Tendulkar: the little genius

THERE have been occasions recently when one has often felt that it was time for Sachin Ramesh Tendulkar to think about retirement. The man has been hesitant at the crease, often slow to react and caught off-guard by balls that he would have smashed to the boundary ten times out of ten a year or two ago.

But then he just blows you away with an innings which puts him on par with the late Don Bradman, Sir Gary Sobers, Sir Vivian Richards, and the diminutive Brian Lara. It is a privilege to be able to watch one of these innings unfold, a chance to study a man who, despite having every reason to be puffed up and proud, is still very much a self-effacing character.

He played such an innings in Hyderabad a few days ago, an innings that almost took India to an incredible victory. He made half of his opponents’ total, in a manner that looked effortless and made the observer realise that, after 20 years of playing at the top level, he still has a few years of good cricket left in him.

The odds were very much against the Indians making anything like a good showing when, in the face of chasing down 351 for a win, they lost two wickets before 100 was on the board, and a further two by the time the score reached 162.

This meant that Tendulkar, who opened the innings, had just one specialist batsman left to play alongside him, and 189 runs more to get if the match was to be won. By the time the fourth wicket fell, he was six runs away from a hundred and had already indicated that he was at the top of his game.

Australia was aware that if he went, a win and a 3-2 lead in the seven-match series, was there for the taking.

The match was all Tendulkar It speaks volumes for his mastery, as his innings came after Shaun Marsh, son of the illustrious Geoff, had made his maiden hundred, and Shane Watson had contributed a well-made 93. That the man of the match award came to Tendulkar says a lot.
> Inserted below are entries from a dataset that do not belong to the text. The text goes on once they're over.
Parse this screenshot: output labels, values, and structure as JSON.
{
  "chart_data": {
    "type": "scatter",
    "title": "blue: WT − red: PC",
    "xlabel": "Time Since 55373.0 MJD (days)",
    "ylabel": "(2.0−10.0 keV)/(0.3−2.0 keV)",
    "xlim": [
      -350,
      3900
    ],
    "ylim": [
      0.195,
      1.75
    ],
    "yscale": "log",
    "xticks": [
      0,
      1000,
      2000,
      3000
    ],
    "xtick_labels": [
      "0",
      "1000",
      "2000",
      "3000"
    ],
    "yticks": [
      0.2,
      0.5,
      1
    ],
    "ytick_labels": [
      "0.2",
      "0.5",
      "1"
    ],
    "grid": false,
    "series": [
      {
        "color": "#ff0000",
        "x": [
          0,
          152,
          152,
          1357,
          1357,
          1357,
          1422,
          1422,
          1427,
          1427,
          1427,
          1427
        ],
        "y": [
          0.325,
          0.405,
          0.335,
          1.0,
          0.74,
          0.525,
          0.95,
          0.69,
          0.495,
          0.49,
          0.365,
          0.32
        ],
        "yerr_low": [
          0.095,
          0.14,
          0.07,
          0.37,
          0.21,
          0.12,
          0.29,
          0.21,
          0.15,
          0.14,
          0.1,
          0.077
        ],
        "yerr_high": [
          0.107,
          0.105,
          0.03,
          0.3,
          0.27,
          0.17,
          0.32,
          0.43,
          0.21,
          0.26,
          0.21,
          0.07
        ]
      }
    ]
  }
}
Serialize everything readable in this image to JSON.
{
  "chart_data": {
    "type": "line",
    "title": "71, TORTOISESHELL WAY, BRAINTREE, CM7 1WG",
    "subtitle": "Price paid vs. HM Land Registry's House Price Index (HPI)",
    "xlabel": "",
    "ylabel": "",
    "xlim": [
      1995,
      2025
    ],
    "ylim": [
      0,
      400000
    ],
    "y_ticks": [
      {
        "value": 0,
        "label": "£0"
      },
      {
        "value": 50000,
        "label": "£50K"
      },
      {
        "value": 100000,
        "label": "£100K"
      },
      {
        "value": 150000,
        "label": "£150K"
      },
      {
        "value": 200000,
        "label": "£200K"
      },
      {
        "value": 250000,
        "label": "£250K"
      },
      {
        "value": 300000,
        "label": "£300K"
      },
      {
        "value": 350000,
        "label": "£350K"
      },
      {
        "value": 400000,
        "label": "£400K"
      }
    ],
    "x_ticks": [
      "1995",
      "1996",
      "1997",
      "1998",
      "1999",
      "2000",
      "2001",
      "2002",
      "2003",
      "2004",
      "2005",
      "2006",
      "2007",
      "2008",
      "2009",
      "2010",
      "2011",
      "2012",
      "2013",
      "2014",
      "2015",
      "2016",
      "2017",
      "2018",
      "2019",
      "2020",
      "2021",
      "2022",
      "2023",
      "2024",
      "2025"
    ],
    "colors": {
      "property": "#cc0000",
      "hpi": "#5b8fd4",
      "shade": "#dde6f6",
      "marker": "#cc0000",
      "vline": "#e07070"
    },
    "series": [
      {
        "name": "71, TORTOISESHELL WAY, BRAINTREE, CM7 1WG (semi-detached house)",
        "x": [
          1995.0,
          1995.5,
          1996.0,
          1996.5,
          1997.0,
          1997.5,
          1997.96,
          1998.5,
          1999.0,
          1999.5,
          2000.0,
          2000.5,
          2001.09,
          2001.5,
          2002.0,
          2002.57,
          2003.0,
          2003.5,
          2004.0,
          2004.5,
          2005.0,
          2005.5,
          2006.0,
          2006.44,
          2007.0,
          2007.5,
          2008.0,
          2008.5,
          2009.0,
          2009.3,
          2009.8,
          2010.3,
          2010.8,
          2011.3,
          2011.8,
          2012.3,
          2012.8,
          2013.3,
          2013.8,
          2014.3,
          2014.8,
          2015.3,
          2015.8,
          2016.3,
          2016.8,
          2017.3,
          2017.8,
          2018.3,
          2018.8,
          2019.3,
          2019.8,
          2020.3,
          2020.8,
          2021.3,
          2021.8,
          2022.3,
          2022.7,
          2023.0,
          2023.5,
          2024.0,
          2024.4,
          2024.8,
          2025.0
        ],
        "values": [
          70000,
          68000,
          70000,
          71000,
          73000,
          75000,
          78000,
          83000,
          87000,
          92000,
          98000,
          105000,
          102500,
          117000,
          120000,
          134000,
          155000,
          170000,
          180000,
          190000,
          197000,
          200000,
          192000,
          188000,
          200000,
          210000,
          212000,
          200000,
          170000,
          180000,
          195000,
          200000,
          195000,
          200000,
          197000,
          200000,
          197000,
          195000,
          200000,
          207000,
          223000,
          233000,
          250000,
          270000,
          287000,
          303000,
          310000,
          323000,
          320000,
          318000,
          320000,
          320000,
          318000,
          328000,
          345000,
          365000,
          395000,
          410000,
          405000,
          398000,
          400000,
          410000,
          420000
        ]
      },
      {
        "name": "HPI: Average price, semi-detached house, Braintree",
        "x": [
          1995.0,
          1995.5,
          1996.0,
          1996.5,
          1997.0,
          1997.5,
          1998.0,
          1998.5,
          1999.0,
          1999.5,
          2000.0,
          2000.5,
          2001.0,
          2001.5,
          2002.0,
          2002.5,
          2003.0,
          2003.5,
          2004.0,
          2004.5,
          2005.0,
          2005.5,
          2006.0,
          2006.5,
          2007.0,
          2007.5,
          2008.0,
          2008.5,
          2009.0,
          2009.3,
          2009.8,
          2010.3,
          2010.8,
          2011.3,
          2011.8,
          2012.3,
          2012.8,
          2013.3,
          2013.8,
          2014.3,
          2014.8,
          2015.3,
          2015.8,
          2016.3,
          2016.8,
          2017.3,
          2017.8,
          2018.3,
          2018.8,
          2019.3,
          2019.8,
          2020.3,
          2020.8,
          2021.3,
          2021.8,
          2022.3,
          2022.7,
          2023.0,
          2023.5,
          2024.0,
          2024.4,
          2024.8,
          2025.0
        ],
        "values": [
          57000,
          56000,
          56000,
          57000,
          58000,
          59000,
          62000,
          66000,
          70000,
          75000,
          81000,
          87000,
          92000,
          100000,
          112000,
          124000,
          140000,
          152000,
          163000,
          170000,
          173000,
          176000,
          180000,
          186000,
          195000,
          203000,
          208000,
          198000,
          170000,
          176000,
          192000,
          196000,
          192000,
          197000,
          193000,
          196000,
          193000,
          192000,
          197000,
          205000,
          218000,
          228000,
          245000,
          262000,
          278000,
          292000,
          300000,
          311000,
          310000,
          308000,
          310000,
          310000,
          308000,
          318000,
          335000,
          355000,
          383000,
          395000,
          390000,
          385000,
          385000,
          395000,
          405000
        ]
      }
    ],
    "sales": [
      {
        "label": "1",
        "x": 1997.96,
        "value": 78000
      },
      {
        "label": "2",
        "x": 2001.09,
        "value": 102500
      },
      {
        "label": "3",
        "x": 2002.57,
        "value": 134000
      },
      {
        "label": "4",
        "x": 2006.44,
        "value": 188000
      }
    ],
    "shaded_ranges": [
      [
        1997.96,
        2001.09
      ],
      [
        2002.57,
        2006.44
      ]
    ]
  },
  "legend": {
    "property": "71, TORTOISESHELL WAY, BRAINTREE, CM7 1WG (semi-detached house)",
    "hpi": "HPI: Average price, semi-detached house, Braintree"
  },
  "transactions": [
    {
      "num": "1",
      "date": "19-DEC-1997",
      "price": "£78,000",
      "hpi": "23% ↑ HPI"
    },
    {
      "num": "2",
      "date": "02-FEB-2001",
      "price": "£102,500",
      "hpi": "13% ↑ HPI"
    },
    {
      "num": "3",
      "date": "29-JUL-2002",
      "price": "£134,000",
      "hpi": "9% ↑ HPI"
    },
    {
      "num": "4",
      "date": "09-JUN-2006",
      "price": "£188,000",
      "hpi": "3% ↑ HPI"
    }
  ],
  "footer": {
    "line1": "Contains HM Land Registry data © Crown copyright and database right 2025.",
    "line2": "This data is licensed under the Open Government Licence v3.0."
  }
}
Tendulkar hasn’t been in the best of form in this series, and the one time when it looked like he was regaining a bit of touch, in the fourth game, he was the victim of an umpiring error. He made 32 in the third game without really looking anything like his best.

But Hyderabad was a different story. He watched as the flamboyant Virender Sehwag sprayed the ball all around the ground in a quickfire knock of 30 that kept the scoring rate high – India needed a trace over 7 an over to win after Australia made 350 – and kept his end up, taking no chances.

The bad balls were treated as they deserved but Tendulkar played as though he was planning to settle down at one end for the night. It almost turned out that way. It took until the seventh over for a masterly touch, when he played a classy pull shot and a flick off Doug Bollinger, both to the boundary.

He had to cope with the distraction of reaching 17,000 runs in one-day cricket early on in his innings and as there was a full house, there was quite a din when he achieved that mark.

But his concentration never flagged. It was in the 20th over that he began to look ominous when he went back and across to hit Watson over the mid-wicket boundary. There was control, class and domination writ large in that one stroke. At that point, anyone who has seen him play a long innings would have realised that he would be at the crease for a while.

In the same over, he drove home the message by hitting Watson to the cover boundary, dancing down the track and placing the ball very neatly just out of reach of a diving extra-cover fieldsman.

He treated Nathan Hauritz with contempt in the next over, hitting two sixes off successive balls. One went over long-off, the other over long-on. Hauritz saw the second one coming and dropped it short but Tendulkar adjusted in a trice and did not even bother to run.

After his captain, Mahendra Singh Dhoni, left at 162, Tendulkar found an ally in young Suresh Raina, who played with panache. The pair went through the same routine time and time again – they played a couple of overs without taking a risk, and then got the run-rate back to a manageable level with some calculated big-hitting.

The big hits were never made in desperation; they were cricketing shots every time. Despite the big total, it was Australia that looked the worried team.

Raina was dropped twice but Tendulkar only offered one half-chance when he had crossed 130. It looked very much like India would get home with the little master there at the end.

But, sadly, it was not to be. Not that Australia deserved to lose; it was just that with a player like Tendulkar in such majestic form, he deserved to be on the winning side.

In the 48th over, he fell to debutant Clint McKay. A slower ball caused his demise as he failed to clear short fine-leg with an up-and-under. Hauritz took the catch and the game was over.

India had 19 runs to get off 17 balls but as usual the tailenders flattered to deceive and fell in quick succession to hand Australia victory by three runs.

The night belonged to one man, Tendulkar. He played down his contribution by characterising his 141-ball 175 as “one of my best. I was striking the ball very well…”

Then he went on to talk about the game and the rest of the team. Like Lara, he often plays great innings and ends up on the losing side. He hasn’t won as many games off his own blade as Lara did but the only word that fits for a knock like this is genius. There is no current player in the game who is his equal.